Yes. Hearing aids fit at PCI have a 2, 3, or 4 year warranty from the manufacturer depending on the technology level you choose. This covers any repairs as well as a one-time loss and damage replacement for each hearing aid within that time. There is a deductible with the replacement. Additionally, any services and supplies provided by PCI are covered as long as you have the hearing aids, with the exception of hearing tests, which are usually billed through your insurance. Extended warranties can be purchased for up to 5 years of total coverage.
What should I do if I lose a hearing aid?
Hearing aids have a loss and damage replacement warranty that may be anywhere from 2-5 years from the date of the hearing aid fitting. If you lose a hearing aid, call your audiologist. If the hearing aids are still under warranty, the hearing aid(s) may be replaced for a small fee. If the hearing aids are out of warranty and/or the loss and damage replacement has already been claimed, you will need to purchase a new hearing aid.
What brands of hearing aids do you work with?
PCI works with ReSound and Phonak hearing aids. PCI can provide services to these devices whether they were fit at PCI or another clinic. Ask us about our transfer of care options if you have hearing aids fit elsewhere.
How much do hearing aids cost?
The cost of hearing aids varies based on the technology in the hearing aid. Cost is not determined by type or brand of hearing aid, nor by how much power is required. Differences in hearing aid technologies will be discussed with your audiologist and they will work with you to find the best option for you. Hearing aid costs range from $1200-$3350 each or $2400-$6700 per pair and include all follow-up visits with the audiologist.
Choosing the Right Hearing Aid
- Premium: for frequent background noise (parties, social events, airport travel, sporting events, noisy restaurants, public places)
- Advanced: for occasional background noise (small meetings, quiet work environment, spending time outdoors, small restaurants, radio or home music, watching tv)
- Basic: for limited background noise (quiet restaurants, attending a movie or theater, home activities, one-on-one meetings, telephone use)
- Economy: for rare background noise (one-on-one conversations, home activities, watching television, small places of worship, limited telephone use)
Does health insurance cover hearing aids?

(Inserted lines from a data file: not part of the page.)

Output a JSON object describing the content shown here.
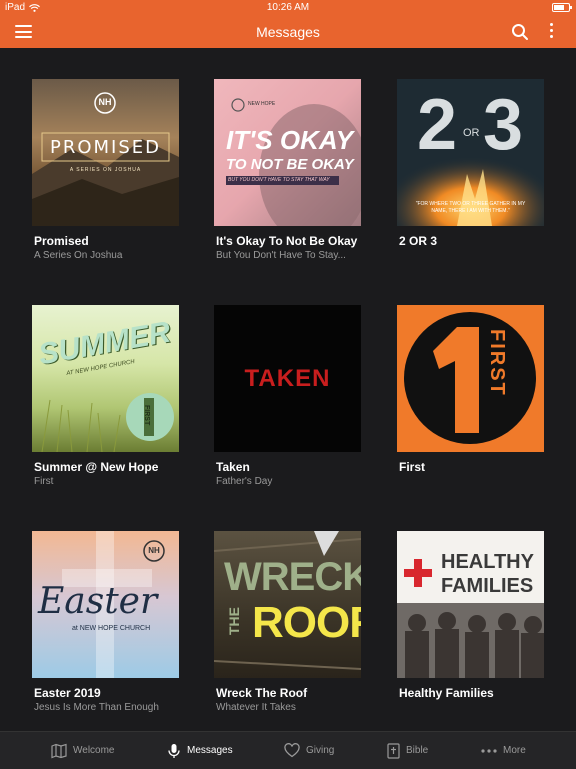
{
  "status_bar": {
    "device": "iPad",
    "time": "10:26 AM"
  },
  "header": {
    "title": "Messages"
  },
  "messages": [
    {
      "title": "Promised",
      "subtitle": "A Series On Joshua",
      "art_text": "PROMISED",
      "art_sub": "A SERIES ON JOSHUA",
      "logo": "NH"
    },
    {
      "title": "It's Okay To Not Be Okay",
      "subtitle": "But You Don't Have To Stay...",
      "art_text_1": "IT'S OKAY",
      "art_text_2": "TO NOT BE OKAY",
      "art_sub": "BUT YOU DON'T HAVE TO STAY THAT WAY",
      "logo_text": "NEW HOPE"
    },
    {
      "title": "2 OR 3",
      "subtitle": "",
      "art_num1": "2",
      "art_or": "OR",
      "art_num2": "3",
      "art_quote": "\"FOR WHERE TWO OR THREE GATHER IN MY NAME, THERE I AM WITH THEM.\""
    },
    {
      "title": "Summer @ New Hope",
      "subtitle": "First",
      "art_text": "SUMMER",
      "art_sub": "AT NEW HOPE CHURCH",
      "art_first": "FIRST"
    },
    {
      "title": "Taken",
      "subtitle": "Father's Day",
      "art_text": "TAKEN"
    },
    {
      "title": "First",
      "subtitle": "",
      "art_text": "FIRST"
    },
    {
      "title": "Easter 2019",
      "subtitle": "Jesus Is More Than Enough",
      "art_text": "Easter",
      "art_sub": "at NEW HOPE CHURCH",
      "logo": "NH"
    },
    {
      "title": "Wreck The Roof",
      "subtitle": "Whatever It Takes",
      "art_w1": "WRECK",
      "art_w2": "THE",
      "art_w3": "ROOF"
    },
    {
      "title": "Healthy Families",
      "subtitle": "",
      "art_w1": "HEALTHY",
      "art_w2": "FAMILIES"
    }
  ],
  "tabs": [
    {
      "label": "Welcome",
      "icon": "map-icon",
      "active": false
    },
    {
      "label": "Messages",
      "icon": "microphone-icon",
      "active": true
    },
    {
      "label": "Giving",
      "icon": "heart-icon",
      "active": false
    },
    {
      "label": "Bible",
      "icon": "bible-icon",
      "active": false
    },
    {
      "label": "More",
      "icon": "more-dots-icon",
      "active": false
    }
  ],
  "colors": {
    "accent": "#e8642e",
    "background": "#1b1b1d",
    "tabbar": "#252527"
  }
}
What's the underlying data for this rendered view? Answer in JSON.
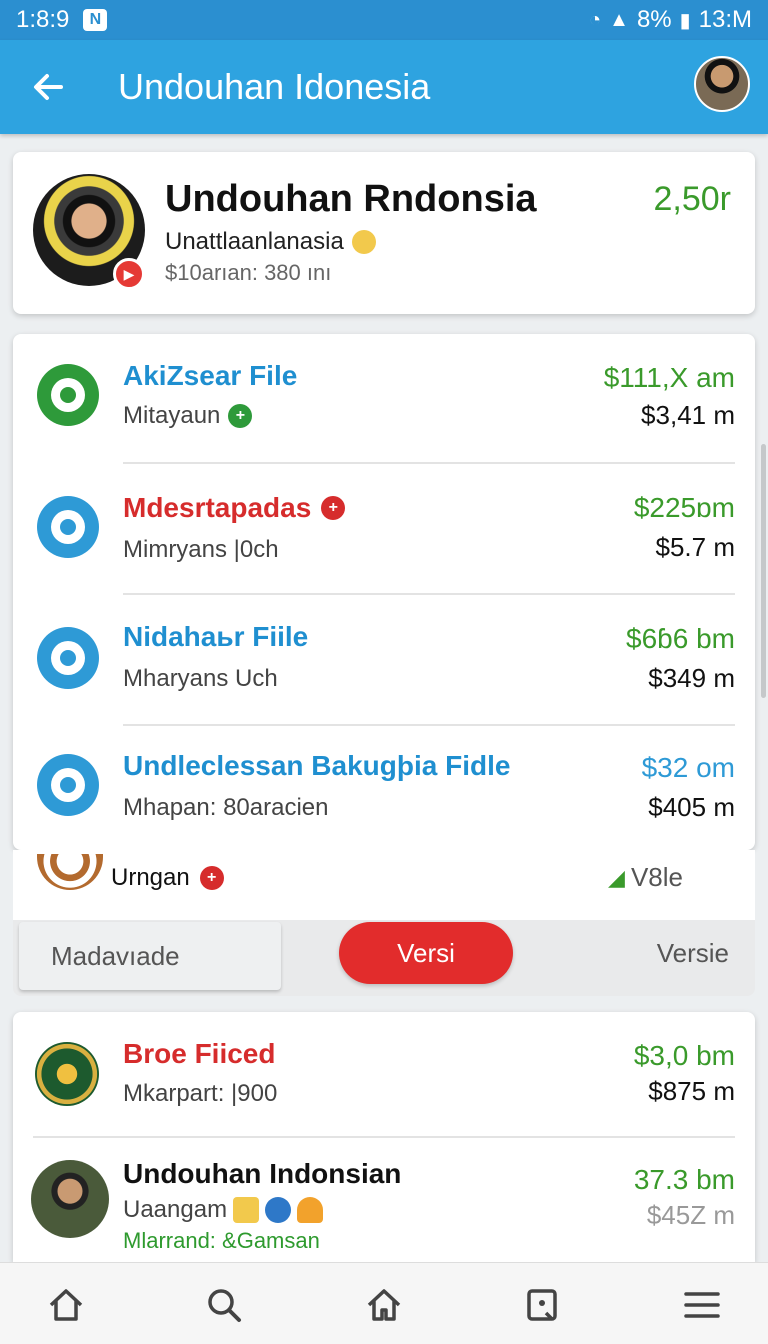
{
  "status_bar": {
    "time_left": "1:8:9",
    "battery": "8%",
    "time_right": "13:M"
  },
  "app_bar": {
    "title": "Undouhan Idonesia"
  },
  "profile": {
    "name": "Undouhan Rndonsia",
    "subtitle": "Unattlaanlanasia",
    "meta": "$10arıan: 380 ını",
    "value": "2,50r"
  },
  "files": [
    {
      "name": "AkiZsear File",
      "sub": "Mitayaun",
      "value1": "$111,X am",
      "value2": "$3,41 m",
      "name_color": "#1f8fd0",
      "value1_color": "#3a9a2b",
      "ring_color": "#2e9a3a",
      "badge": "plus-green"
    },
    {
      "name": "Mdesrtapadas",
      "sub": "Mimryans |0ch",
      "value1": "$225ɒm",
      "value2": "$5.7 m",
      "name_color": "#d62c2c",
      "value1_color": "#3a9a2b",
      "ring_color": "#2e9ad6",
      "badge": "plus-red"
    },
    {
      "name": "Nidahaьr Fiile",
      "sub": "Mharyans Uch",
      "value1": "$6ɓ6 bm",
      "value2": "$349 m",
      "name_color": "#1f8fd0",
      "value1_color": "#3a9a2b",
      "ring_color": "#2e9ad6",
      "badge": ""
    },
    {
      "name": "Undleclessan Bakugþia Fidle",
      "sub": "Mhapan:  80aracien",
      "value1": "$32 om",
      "value2": "$405 m",
      "name_color": "#1f8fd0",
      "value1_color": "#2e9ad6",
      "ring_color": "#2e9ad6",
      "badge": ""
    }
  ],
  "extra_row": {
    "label": "Urngan",
    "version": "V8le"
  },
  "tabs": {
    "tab1": "Madavıade",
    "tab2": "Versi",
    "tab3": "Versie"
  },
  "list2": [
    {
      "name": "Broe Fiiced",
      "sub": "Mkarpart: |900",
      "extra": "",
      "value1": "$3,0 bm",
      "value2": "$875 m",
      "name_color": "#d62c2c"
    },
    {
      "name": "Undouhan Indonsian",
      "sub": "Uaangam",
      "extra": "Mlarrand: &Gamsan",
      "value1": "37.3 bm",
      "value2": "$45Z m",
      "name_color": "#111111"
    }
  ],
  "icons": {
    "back": "arrow-left-icon",
    "nav": [
      "home-icon",
      "search-icon",
      "home-outline-icon",
      "bookmark-icon",
      "menu-icon"
    ]
  }
}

Unfortunately, Medicare does not pay for hearing aids. They are not considered “medically necessary” according to Medicare guidelines and are generally an out-of-pocket expense. You may check with your insurance company to determine if there is a hearing aid benefit. PCI is out-of-network for hearing aids and will not bill your insurance. However, if a benefit exists, you may work with our financial counselor to submit a claim to your insurance company to have them reimburse you directly.
My hearing aids just whistled. Is that normal?
No. Hearing aids may whistle if they are in your hand or another enclosed space, but they should not whistle while they are in your ears. If they are whistling while in your ears, it may be a sign that the ear piece is not fully inserted, that there is earwax built up in the ear canal, or that the hearing aids need to be reprogrammed. Call the clinic to schedule a hearing aid appointment if the hearing aids continue to whistle.
What if I think something is wrong with my hearing aid?
If you think the hearing aid is not amplifying sound the way it typically does, there are a few ways to troubleshoot the issue at home. It may be that the battery is dead or that the earpiece is plugged with wax. These are issues you may be able to address on your own, but if there are further concerns, you may contact the clinic to schedule a hearing aid check.
I know people who have hearing aids but do not wear them. Why? And will that happen to me?
We encourage patients to wear hearing aids all waking hours. If you wear the hearing devices consistently, the adjustment period will be much shorter. If you have concerns about the way the hearing aids fit and/or sound, you should contact the clinic to schedule an appointment. Your audiologist may be able to make adjustments and review tools to allow you to have the confidence to wear the devices consistently.